July 11 (Bloomberg) -- China may soften its stance on monetary policy after Premier Li Keqiang said the nation’s economic growth and employment must stay above a certain floor, Nomura Holdings Inc. said.
Li said policy should ensure that economic activity moves within a reasonable range, while inflation should be kept below a ceiling, according to a Xinhua News Agency report posted on the government’s website yesterday, without giving precise limits. Citigroup Inc. took a different tack, saying Li’s remarks were in line with its view that the government has no plans for stimulus at the current expansion pace.
China’s exports and imports unexpectedly declined in June, underscoring the severity of a slowdown in the world’s second- largest economy as Li’s attempts to rein in credit growth contributed to the worst cash crunch in at least a decade. Gross domestic product may grow 7.5 percent in the second quarter, down from 7.7 percent in the first, according to the median estimate of 40 economists in a Bloomberg survey.

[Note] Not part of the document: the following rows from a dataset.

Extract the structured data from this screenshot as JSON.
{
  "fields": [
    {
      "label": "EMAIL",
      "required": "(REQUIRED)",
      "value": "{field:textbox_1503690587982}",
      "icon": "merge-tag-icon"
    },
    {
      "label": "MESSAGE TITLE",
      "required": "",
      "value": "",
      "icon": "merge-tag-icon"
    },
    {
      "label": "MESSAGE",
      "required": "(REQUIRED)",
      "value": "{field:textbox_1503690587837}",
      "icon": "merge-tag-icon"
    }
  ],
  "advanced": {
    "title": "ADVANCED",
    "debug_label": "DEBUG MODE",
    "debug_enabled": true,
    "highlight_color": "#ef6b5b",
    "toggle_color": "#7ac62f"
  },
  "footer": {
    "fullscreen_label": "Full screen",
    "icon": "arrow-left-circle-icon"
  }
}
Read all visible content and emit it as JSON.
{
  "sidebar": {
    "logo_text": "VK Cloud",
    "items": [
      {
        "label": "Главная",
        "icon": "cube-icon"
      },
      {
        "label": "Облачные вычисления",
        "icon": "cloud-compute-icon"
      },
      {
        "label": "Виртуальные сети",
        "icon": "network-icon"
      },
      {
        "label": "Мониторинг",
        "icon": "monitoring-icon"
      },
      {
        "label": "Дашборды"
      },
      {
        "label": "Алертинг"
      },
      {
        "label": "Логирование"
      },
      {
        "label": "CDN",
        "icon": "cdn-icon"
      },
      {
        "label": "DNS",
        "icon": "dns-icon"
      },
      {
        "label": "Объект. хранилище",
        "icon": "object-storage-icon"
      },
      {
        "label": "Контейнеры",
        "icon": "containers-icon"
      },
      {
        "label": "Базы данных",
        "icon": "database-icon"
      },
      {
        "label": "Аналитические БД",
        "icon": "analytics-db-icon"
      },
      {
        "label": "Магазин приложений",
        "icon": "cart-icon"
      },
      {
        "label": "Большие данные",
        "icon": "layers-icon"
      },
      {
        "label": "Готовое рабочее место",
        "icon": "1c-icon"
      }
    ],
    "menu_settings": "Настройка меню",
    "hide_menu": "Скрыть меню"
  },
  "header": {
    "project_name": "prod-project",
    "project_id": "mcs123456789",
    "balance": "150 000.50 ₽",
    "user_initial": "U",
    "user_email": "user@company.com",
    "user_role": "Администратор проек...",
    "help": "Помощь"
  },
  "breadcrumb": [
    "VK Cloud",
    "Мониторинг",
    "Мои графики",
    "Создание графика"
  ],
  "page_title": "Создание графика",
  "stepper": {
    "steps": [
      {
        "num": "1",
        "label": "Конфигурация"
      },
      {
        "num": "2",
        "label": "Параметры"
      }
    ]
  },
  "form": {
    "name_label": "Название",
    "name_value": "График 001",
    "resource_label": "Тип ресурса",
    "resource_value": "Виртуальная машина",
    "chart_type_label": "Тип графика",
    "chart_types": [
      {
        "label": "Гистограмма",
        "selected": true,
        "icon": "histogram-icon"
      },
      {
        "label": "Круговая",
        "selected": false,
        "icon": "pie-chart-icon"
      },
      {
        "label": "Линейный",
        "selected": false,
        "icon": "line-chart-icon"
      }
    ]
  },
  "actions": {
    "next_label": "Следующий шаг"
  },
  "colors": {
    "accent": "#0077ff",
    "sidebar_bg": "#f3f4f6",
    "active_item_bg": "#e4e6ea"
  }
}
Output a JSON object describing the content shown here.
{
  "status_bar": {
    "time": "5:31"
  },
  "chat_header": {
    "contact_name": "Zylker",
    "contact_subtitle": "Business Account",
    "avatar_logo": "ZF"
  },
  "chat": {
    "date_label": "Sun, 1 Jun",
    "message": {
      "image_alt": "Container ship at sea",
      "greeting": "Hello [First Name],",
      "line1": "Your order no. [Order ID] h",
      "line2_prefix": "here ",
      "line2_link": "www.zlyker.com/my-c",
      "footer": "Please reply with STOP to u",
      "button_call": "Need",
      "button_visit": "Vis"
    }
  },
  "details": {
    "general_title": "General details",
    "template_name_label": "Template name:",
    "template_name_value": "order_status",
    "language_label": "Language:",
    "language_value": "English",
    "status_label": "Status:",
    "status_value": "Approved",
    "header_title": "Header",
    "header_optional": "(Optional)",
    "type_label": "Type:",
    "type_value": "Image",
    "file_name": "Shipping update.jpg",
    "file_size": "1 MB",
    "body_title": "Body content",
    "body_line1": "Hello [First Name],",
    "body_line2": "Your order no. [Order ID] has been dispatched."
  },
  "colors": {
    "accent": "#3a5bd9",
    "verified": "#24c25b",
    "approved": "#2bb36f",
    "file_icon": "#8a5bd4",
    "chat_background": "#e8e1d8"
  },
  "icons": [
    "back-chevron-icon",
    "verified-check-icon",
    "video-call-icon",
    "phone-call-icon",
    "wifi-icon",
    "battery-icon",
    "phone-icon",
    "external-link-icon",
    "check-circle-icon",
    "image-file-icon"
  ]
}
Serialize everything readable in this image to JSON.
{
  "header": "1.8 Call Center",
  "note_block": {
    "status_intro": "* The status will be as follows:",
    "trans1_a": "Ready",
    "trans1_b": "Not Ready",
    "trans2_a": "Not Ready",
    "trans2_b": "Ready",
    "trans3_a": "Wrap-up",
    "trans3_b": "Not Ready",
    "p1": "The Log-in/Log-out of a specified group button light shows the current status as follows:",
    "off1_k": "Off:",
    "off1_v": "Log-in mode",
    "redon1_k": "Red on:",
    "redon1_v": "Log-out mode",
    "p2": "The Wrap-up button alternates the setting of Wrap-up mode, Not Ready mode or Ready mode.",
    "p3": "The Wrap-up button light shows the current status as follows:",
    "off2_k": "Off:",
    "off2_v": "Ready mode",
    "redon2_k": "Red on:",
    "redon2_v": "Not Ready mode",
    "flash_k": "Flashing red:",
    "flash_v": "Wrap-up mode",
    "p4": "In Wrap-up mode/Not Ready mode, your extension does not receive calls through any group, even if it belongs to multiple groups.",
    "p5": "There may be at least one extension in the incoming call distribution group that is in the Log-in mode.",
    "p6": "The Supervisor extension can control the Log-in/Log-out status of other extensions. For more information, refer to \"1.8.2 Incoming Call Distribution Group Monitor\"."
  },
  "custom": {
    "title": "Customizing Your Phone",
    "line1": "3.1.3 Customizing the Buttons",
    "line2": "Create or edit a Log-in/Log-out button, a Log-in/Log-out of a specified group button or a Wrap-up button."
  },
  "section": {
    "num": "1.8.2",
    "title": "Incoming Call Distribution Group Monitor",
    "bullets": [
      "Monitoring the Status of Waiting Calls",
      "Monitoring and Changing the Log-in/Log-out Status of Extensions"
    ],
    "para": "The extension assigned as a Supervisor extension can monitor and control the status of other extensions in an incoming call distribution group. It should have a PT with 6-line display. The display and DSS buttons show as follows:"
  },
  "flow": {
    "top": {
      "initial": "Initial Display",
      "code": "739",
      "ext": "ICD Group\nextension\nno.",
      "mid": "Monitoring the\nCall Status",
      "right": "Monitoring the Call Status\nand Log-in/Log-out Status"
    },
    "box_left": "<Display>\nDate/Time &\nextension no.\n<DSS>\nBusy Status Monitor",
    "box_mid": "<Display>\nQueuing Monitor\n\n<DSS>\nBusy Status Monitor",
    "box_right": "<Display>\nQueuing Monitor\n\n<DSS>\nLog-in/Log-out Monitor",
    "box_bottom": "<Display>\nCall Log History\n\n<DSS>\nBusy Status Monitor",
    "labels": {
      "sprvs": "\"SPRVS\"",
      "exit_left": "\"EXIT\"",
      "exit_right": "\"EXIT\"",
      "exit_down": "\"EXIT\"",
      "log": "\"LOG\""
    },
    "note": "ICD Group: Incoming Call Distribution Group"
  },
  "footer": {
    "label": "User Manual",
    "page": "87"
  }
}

“This may indicate that he is feeling more pressure as the economic data continue to weaken and the risks that China may not be able to achieve its 7.5 percent growth target for 2013 rise,” Zhang Zhiwei, Nomura’s Hong Kong-based chief China economist, wrote in a note today. “The likelihood of policy fine-tuning is rising in the short term.”
China should balance policy objectives including economic restructuring, reining in inflation and preventing risks, Li said after meeting the governors of five provinces.
Ding Shuang, senior China economist at Citigroup in Hong Kong, said yesterday that Li’s comments were “in line with our assessment that the government does not plan to introduce stimulus at the current pace of growth.” He said it’s “our understanding” that the lower bound of Li’s range refers to quarterly expansion below 7 percent and a “significant worsening of the labor market.”
Chinese stocks rose 3.2 percent at the close, the most since December, on speculation the government will take measures to bolster economic growth. Ping An Bank Co. surged by its 10 percent daily limit to 10.34 yuan and Poly Real Estate Group Co. gained 6.1 percent to 11.32 yuan.
China’s statistics bureau is scheduled to release economic- growth data for the second quarter on July 15.
“People interpret Premier Li’s speech yesterday as ‘pro- GDP’ growth, which may mean looser monetary supply, which in turn should benefit the housing market,” Du Jinsong, a Hong Kong-based analyst at Credit Suisse Group AG, wrote in an e-mail.
Qu Hongbin, chief China economist at HSBC Holdings Plc in Hong Kong, said in a report today that he expects “some moderate fiscal and monetary measures,” including spending on public housing, to put a floor under China’s slowdown. He put the lower bound of acceptable growth at “around 7 percent.”